Using one seed point as an initial position, we employed a simple region growing technique to try to isolate the pixels occupied by the ring (tumour). On a median filtered image we located a point within a tumour and searched its eight neighbours for the pixel that had the closest grey level value. The region of interest of the ring was well identified for 100 iterations. When we use a large number of iterations, to further expand our region we found that the region that is grown moves out of the tumour boundary, and into other parts of the image.
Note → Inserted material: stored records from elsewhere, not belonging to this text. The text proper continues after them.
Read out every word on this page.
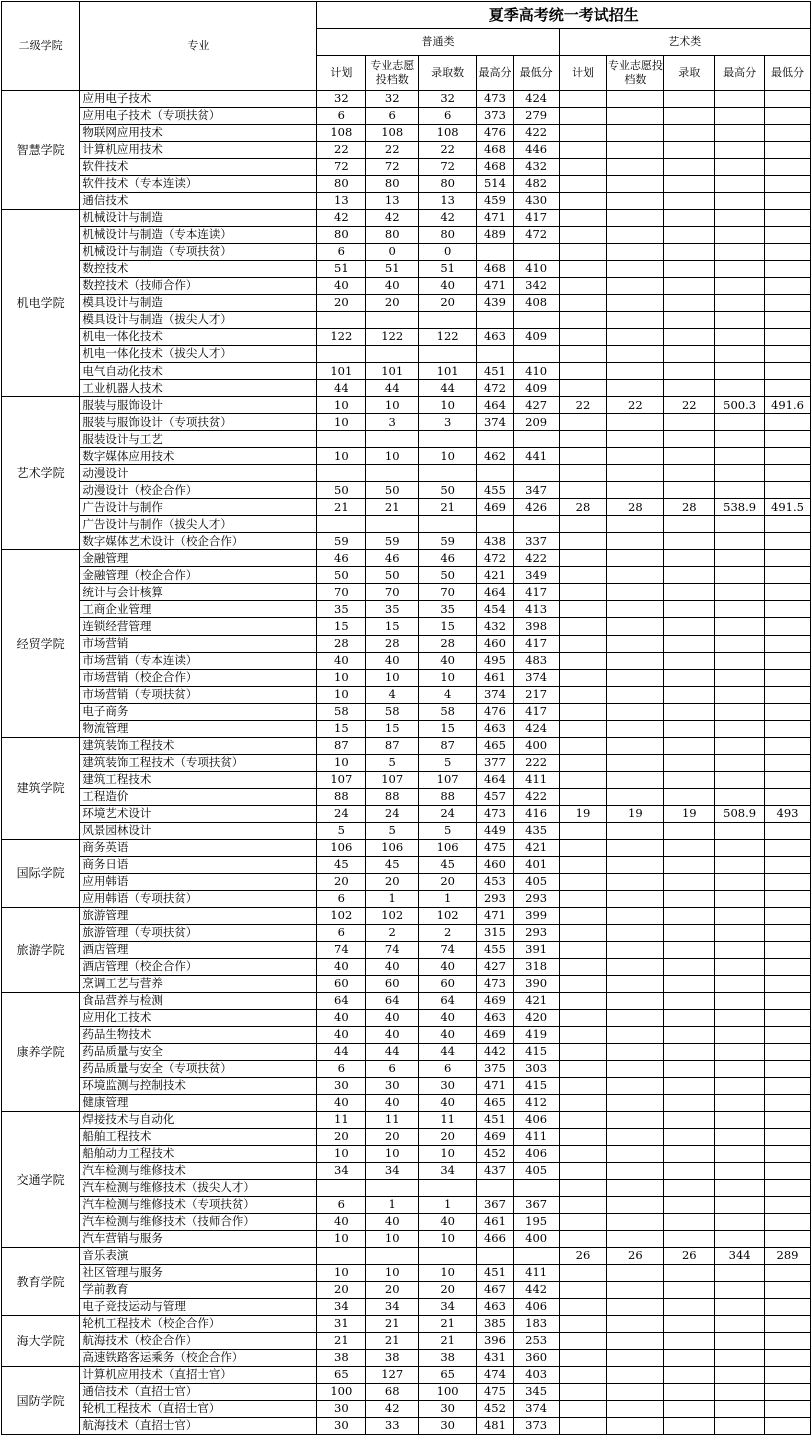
二级学院	专业	夏季高考统一考试招生									
		普通类					艺术类				
		计划	专业志愿投档数	录取数	最高分	最低分	计划	专业志愿投档数	录取	最高分	最低分
智慧学院	应用电子技术	32	32	32	473	424					
	应用电子技术（专项扶贫）	6	6	6	373	279					
	物联网应用技术	108	108	108	476	422					
	计算机应用技术	22	22	22	468	446					
	软件技术	72	72	72	468	432					
	软件技术（专本连读）	80	80	80	514	482					
	通信技术	13	13	13	459	430					
机电学院	机械设计与制造	42	42	42	471	417					
	机械设计与制造（专本连读）	80	80	80	489	472					
	机械设计与制造（专项扶贫）	6	0	0							
	数控技术	51	51	51	468	410					
	数控技术（技师合作）	40	40	40	471	342					
	模具设计与制造	20	20	20	439	408					
	模具设计与制造（拔尖人才）										
	机电一体化技术	122	122	122	463	409					
	机电一体化技术（拔尖人才）										
	电气自动化技术	101	101	101	451	410					
	工业机器人技术	44	44	44	472	409					
艺术学院	服装与服饰设计	10	10	10	464	427	22	22	22	500.3	491.6
	服装与服饰设计（专项扶贫）	10	3	3	374	209					
	服装设计与工艺										
	数字媒体应用技术	10	10	10	462	441					
	动漫设计										
	动漫设计（校企合作）	50	50	50	455	347					
	广告设计与制作	21	21	21	469	426	28	28	28	538.9	491.5
	广告设计与制作（拔尖人才）										
	数字媒体艺术设计（校企合作）	59	59	59	438	337					
经贸学院	金融管理	46	46	46	472	422					
	金融管理（校企合作）	50	50	50	421	349					
	统计与会计核算	70	70	70	464	417					
	工商企业管理	35	35	35	454	413					
	连锁经营管理	15	15	15	432	398					
	市场营销	28	28	28	460	417					
	市场营销（专本连读）	40	40	40	495	483					
	市场营销（校企合作）	10	10	10	461	374					
	市场营销（专项扶贫）	10	4	4	374	217					
	电子商务	58	58	58	476	417					
	物流管理	15	15	15	463	424					
建筑学院	建筑装饰工程技术	87	87	87	465	400					
	建筑装饰工程技术（专项扶贫）	10	5	5	377	222					
	建筑工程技术	107	107	107	464	411					
	工程造价	88	88	88	457	422					
	环境艺术设计	24	24	24	473	416	19	19	19	508.9	493
	风景园林设计	5	5	5	449	435					
国际学院	商务英语	106	106	106	475	421					
	商务日语	45	45	45	460	401					
	应用韩语	20	20	20	453	405					
	应用韩语（专项扶贫）	6	1	1	293	293					
旅游学院	旅游管理	102	102	102	471	399					
	旅游管理（专项扶贫）	6	2	2	315	293					
	酒店管理	74	74	74	455	391					
	酒店管理（校企合作）	40	40	40	427	318					
	烹调工艺与营养	60	60	60	473	390					
康养学院	食品营养与检测	64	64	64	469	421					
	应用化工技术	40	40	40	463	420					
	药品生物技术	40	40	40	469	419					
	药品质量与安全	44	44	44	442	415					
	药品质量与安全（专项扶贫）	6	6	6	375	303					
	环境监测与控制技术	30	30	30	471	415					
	健康管理	40	40	40	465	412					
交通学院	焊接技术与自动化	11	11	11	451	406					
	船舶工程技术	20	20	20	469	411					
	船舶动力工程技术	10	10	10	452	406					
	汽车检测与维修技术	34	34	34	437	405					
	汽车检测与维修技术（拔尖人才）										
	汽车检测与维修技术（专项扶贫）	6	1	1	367	367					
	汽车检测与维修技术（技师合作）	40	40	40	461	195					
	汽车营销与服务	10	10	10	466	400					
教育学院	音乐表演						26	26	26	344	289
	社区管理与服务	10	10	10	451	411					
	学前教育	20	20	20	467	442					
	电子竞技运动与管理	34	34	34	463	406					
海大学院	轮机工程技术（校企合作）	31	21	21	385	183					
	航海技术（校企合作）	21	21	21	396	253					
	高速铁路客运乘务（校企合作）	38	38	38	431	360					
国防学院	计算机应用技术（直招士官）	65	127	65	474	403					
	通信技术（直招士官）	100	68	100	475	345					
	轮机工程技术（直招士官）	30	42	30	452	374					
	航海技术（直招士官）	30	33	30	481	373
This method needs to be enhanced to take into account directionality and the fact that tumours generally appear as rings.
Preliminary conclusions and future directions
Identifying cysts is a fairly straightforward method using histogram analysis and thresholding along the dominant grey levels. Passing the thresholded image through a median filter results in a well-bounded cyst. We feel this approach is adequate in identifying cyst-related metastases.
The model-based method of fitting the data to a circle needs to be improved to account for irregularities in the tumours shape. One possibility is to perform principal component analysis in order to set up a linear regression on an ellipse. The principal components would help define the orientation and approximate lengths of the axes, which in turn would help generate a radial distance versus angle plot. The aim then is to minimize the error between this plot and the radial distances of the datum points. Another possible strategy is to move from a regression-based approach to an adaptive deformable-model-based approach that would allow us to more accurately fit the tumour contour.
Region growing proves to be a viable method in identifying the tumour. In the future we hope to incorporate a model-based approach to correct for errors in the region formed by growing. A model-based approach will also help in directing our search, especially through parts of the tumour which are not well defined.